The girl was returned to the top of the soil where she heatedly argued with with a handful of other figures.

"Most she drove away by being the kind of jerk that thinks most people are beneath her, the rest when they realized that she classed them with 'most people'."  The girl stormed off through a newly arisen doorway and slammed the door shut.  "But she wasn't angry.  No, really, not angry at all.  She didn't need any of those lesser beings to help her."

"She traveled the world for a time, went to university and such," an entire miniature campus erupted from the soil, "and eventually reached the logical conclusion that if she was better than literally everybody else, she should obviously be ruling the world." The campus collapsed back into flat soil and then a globe arose with a hand reaching up to grasp it.

"Of course ruling the world was no small task, and she never really made much progress on that front.  She studied the cogs of power and the inner workings of political systems," globe and hand were replaced by a detailed rendition of the US Capitol Building, "like you do, but she also witnessed from the sidelines as supervillains first became a thing.

"A thousand different attempts, and the exact same number of failures," the soil shifted into various shapes, death rays, doomsday machines, and the like, "and with each it became even more clear to her why all others had failed where she would succeed: they rushed things.

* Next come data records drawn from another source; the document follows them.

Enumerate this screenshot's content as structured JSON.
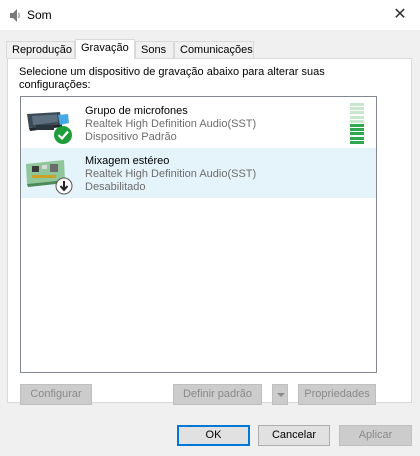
{
  "window": {
    "title": "Som",
    "close_glyph": "✕"
  },
  "tabs": [
    {
      "label": "Reprodução",
      "active": false
    },
    {
      "label": "Gravação",
      "active": true
    },
    {
      "label": "Sons",
      "active": false
    },
    {
      "label": "Comunicações",
      "active": false
    }
  ],
  "recording": {
    "instruction": "Selecione um dispositivo de gravação abaixo para alterar suas configurações:",
    "devices": [
      {
        "name": "Grupo de microfones",
        "driver": "Realtek High Definition Audio(SST)",
        "status": "Dispositivo Padrão",
        "icon": "microphone-array-icon",
        "badge": "default-check-icon",
        "selected": false,
        "level_bars_total": 10,
        "level_bars_lit": 5
      },
      {
        "name": "Mixagem estéreo",
        "driver": "Realtek High Definition Audio(SST)",
        "status": "Desabilitado",
        "icon": "sound-card-icon",
        "badge": "disabled-arrow-icon",
        "selected": true
      }
    ]
  },
  "panel_buttons": {
    "configure": "Configurar",
    "set_default": "Definir padrão",
    "properties": "Propriedades"
  },
  "dialog_buttons": {
    "ok": "OK",
    "cancel": "Cancelar",
    "apply": "Aplicar"
  },
  "colors": {
    "accent": "#0078d7",
    "check_green": "#1e9e3a",
    "level_lit": "#2fa84f",
    "level_unlit": "#c9e6cf",
    "selection": "#e5f3fb"
  }
}
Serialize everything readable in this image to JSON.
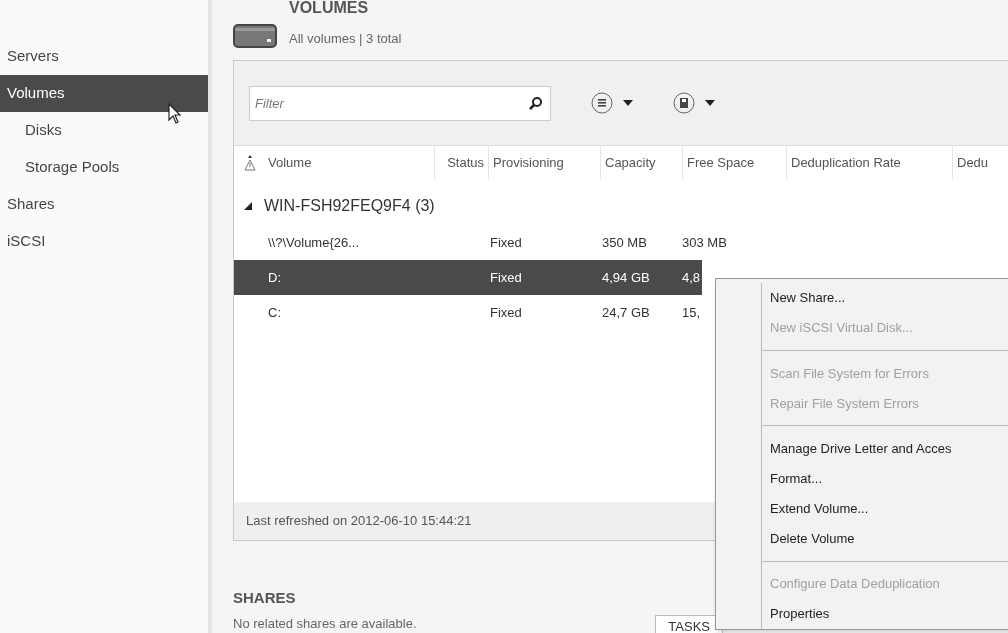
{
  "sidebar": {
    "items": [
      {
        "label": "Servers",
        "selected": false
      },
      {
        "label": "Volumes",
        "selected": true,
        "children": [
          {
            "label": "Disks",
            "selected": false
          },
          {
            "label": "Storage Pools",
            "selected": false
          }
        ]
      },
      {
        "label": "Shares",
        "selected": false
      },
      {
        "label": "iSCSI",
        "selected": false
      }
    ]
  },
  "volumes": {
    "title": "VOLUMES",
    "subtitle": "All volumes | 3 total",
    "filter": {
      "placeholder": "Filter"
    },
    "columns": [
      "Volume",
      "Status",
      "Provisioning",
      "Capacity",
      "Free Space",
      "Deduplication Rate",
      "Dedu"
    ],
    "group": {
      "label": "WIN-FSH92FEQ9F4 (3)",
      "expanded": true
    },
    "rows": [
      {
        "cells": [
          "\\\\?\\Volume{26...",
          "",
          "Fixed",
          "350 MB",
          "303 MB"
        ],
        "selected": false
      },
      {
        "cells": [
          "D:",
          "",
          "Fixed",
          "4,94 GB",
          "4,8"
        ],
        "selected": true
      },
      {
        "cells": [
          "C:",
          "",
          "Fixed",
          "24,7 GB",
          "15,"
        ],
        "selected": false
      }
    ],
    "status": "Last refreshed on 2012-06-10 15:44:21"
  },
  "shares": {
    "title": "SHARES",
    "message": "No related shares are available.",
    "tasks_button": "TASKS"
  },
  "context_menu": {
    "groups": [
      [
        {
          "label": "New Share...",
          "disabled": false
        },
        {
          "label": "New iSCSI Virtual Disk...",
          "disabled": true
        }
      ],
      [
        {
          "label": "Scan File System for Errors",
          "disabled": true
        },
        {
          "label": "Repair File System Errors",
          "disabled": true
        }
      ],
      [
        {
          "label": "Manage Drive Letter and Acces",
          "disabled": false
        },
        {
          "label": "Format...",
          "disabled": false
        },
        {
          "label": "Extend Volume...",
          "disabled": false
        },
        {
          "label": "Delete Volume",
          "disabled": false
        }
      ],
      [
        {
          "label": "Configure Data Deduplication",
          "disabled": true
        },
        {
          "label": "Properties",
          "disabled": false
        }
      ]
    ]
  }
}
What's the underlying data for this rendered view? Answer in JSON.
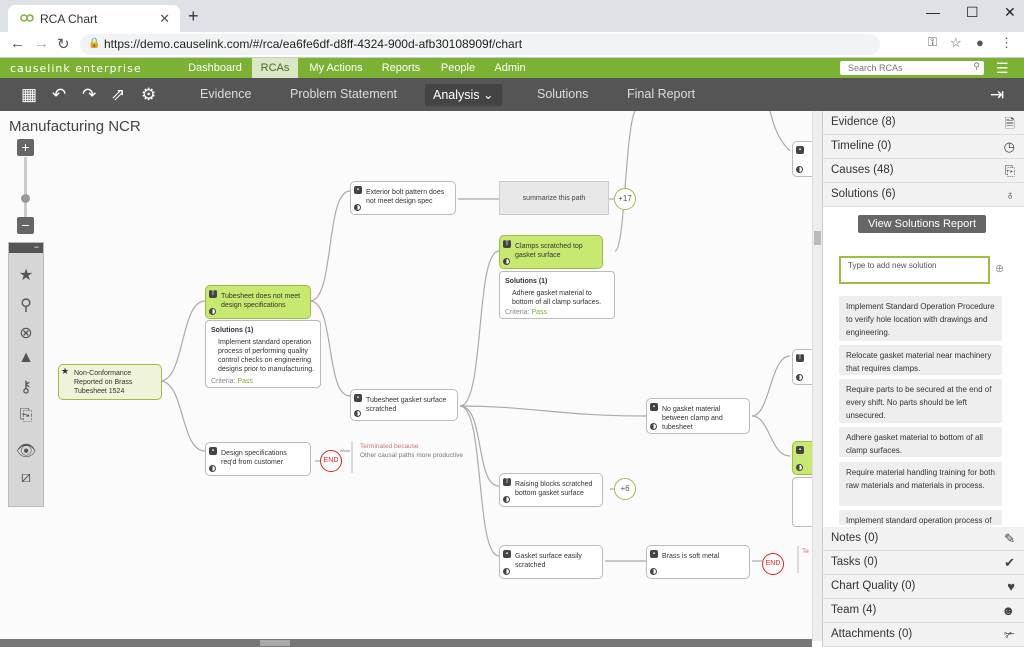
{
  "browser": {
    "tab_title": "RCA Chart",
    "url": "https://demo.causelink.com/#/rca/ea6fe6df-d8ff-4324-900d-afb30108909f/chart",
    "close": "✕",
    "new_tab": "+",
    "minimize": "—",
    "maximize": "☐",
    "close_window": "✕"
  },
  "app": {
    "brand": "causelink enterprise",
    "menu": [
      "Dashboard",
      "RCAs",
      "My Actions",
      "Reports",
      "People",
      "Admin"
    ],
    "search_placeholder": "Search RCAs"
  },
  "steps": [
    "Evidence",
    "Problem Statement",
    "Analysis",
    "Solutions",
    "Final Report"
  ],
  "chart_title": "Manufacturing NCR",
  "zoom": {
    "in": "+",
    "out": "−"
  },
  "nodes": {
    "root": "Non-Conformance Reported on Brass Tubesheet 1524",
    "tubesheet": "Tubesheet does not meet design specifications",
    "tubesheet_sol_header": "Solutions (1)",
    "tubesheet_sol": "Implement standard operation process of performing quality control checks on engineering designs prior to manufacturing.",
    "criteria_label": "Criteria:",
    "criteria_value": "Pass",
    "design_specs": "Design specifications req'd from customer",
    "end": "END",
    "terminated": "Terminated because",
    "terminated_reason": "Other causal paths more productive",
    "bolt": "Exterior bolt pattern does not meet design spec",
    "summarize": "summarize this path",
    "plus17": "+17",
    "scratched": "Tubesheet gasket surface scratched",
    "clamps": "Clamps scratched top gasket surface",
    "clamps_sol_header": "Solutions (1)",
    "clamps_sol": "Adhere gasket material to bottom of all clamp surfaces.",
    "no_gasket": "No gasket material between clamp and tubesheet",
    "raising": "Raising blocks scratched bottom gasket surface",
    "plus6": "+6",
    "easily": "Gasket surface easily scratched",
    "brass": "Brass is soft metal",
    "end2": "END",
    "terminated_cut": "Te"
  },
  "panel": {
    "sections_top": [
      {
        "label": "Evidence (8)",
        "icon": "📄"
      },
      {
        "label": "Timeline (0)",
        "icon": "🕘"
      },
      {
        "label": "Causes (48)",
        "icon": "⎘"
      },
      {
        "label": "Solutions (6)",
        "icon": "💡"
      }
    ],
    "view_report": "View Solutions Report",
    "new_solution_placeholder": "Type to add new solution",
    "solutions": [
      "Implement Standard Operation Procedure to verify hole location with drawings and engineering.",
      "Relocate gasket material near machinery that requires clamps.",
      "Require parts to be secured at the end of every shift. No parts should be left unsecured.",
      "Adhere gasket material to bottom of all clamp surfaces.",
      "Require material handling training for both raw materials and materials in process.",
      "Implement standard operation process of"
    ],
    "sections_bottom": [
      {
        "label": "Notes (0)",
        "icon": "✎"
      },
      {
        "label": "Tasks (0)",
        "icon": "✔"
      },
      {
        "label": "Chart Quality (0)",
        "icon": "👍"
      },
      {
        "label": "Team (4)",
        "icon": "👥"
      },
      {
        "label": "Attachments (0)",
        "icon": "📎"
      }
    ]
  },
  "colors": {
    "brand_green": "#7bb234",
    "node_green": "#c8e96f",
    "toolbar": "#555555",
    "end_red": "#dd2222"
  }
}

"It took Rome," what Zinnia guessed to be a legion of soldiers took form next, " more than eight centuries to take over just 21% of the human population and that involved three distinct forms of government, numerous coups," Zinnia was glad for the lack of detail in the soil 'people' because various deaths were dramatized, "and several bloody civil wars.

"So our little protagonist knew that just trying to take over the world in a single human lifetime was probably doomed to fail.

"And then we have an interlude in our story.

"While living alone, and painfully lonely, our little protagonist was found by an elemental magician," two figures formed, met, and began a silent conversation, "and while elementals and magicians with an elemental focus are very different things, there was and is enough overlap that a sufficiently knowledgeable elemental magician," a soil arrow arose to point at one of the figures, "can teach a lot to an untrained elemental," the first soil arrow collapsed and a new one appeared, "and so began a rewarding mentor-apprentice relationship.

"But things would not be good forever because, while having her power appreciated made our little protagonist feel good for a while, she still wanted to rule the world."  The two figures started to argue.  "Being around magic so much convinced her that immortality was within her reach, and --as is fairly common-- the magician kept an emergency stash of books relating powerful, but dangerous, magic that she hoped she would never have to use.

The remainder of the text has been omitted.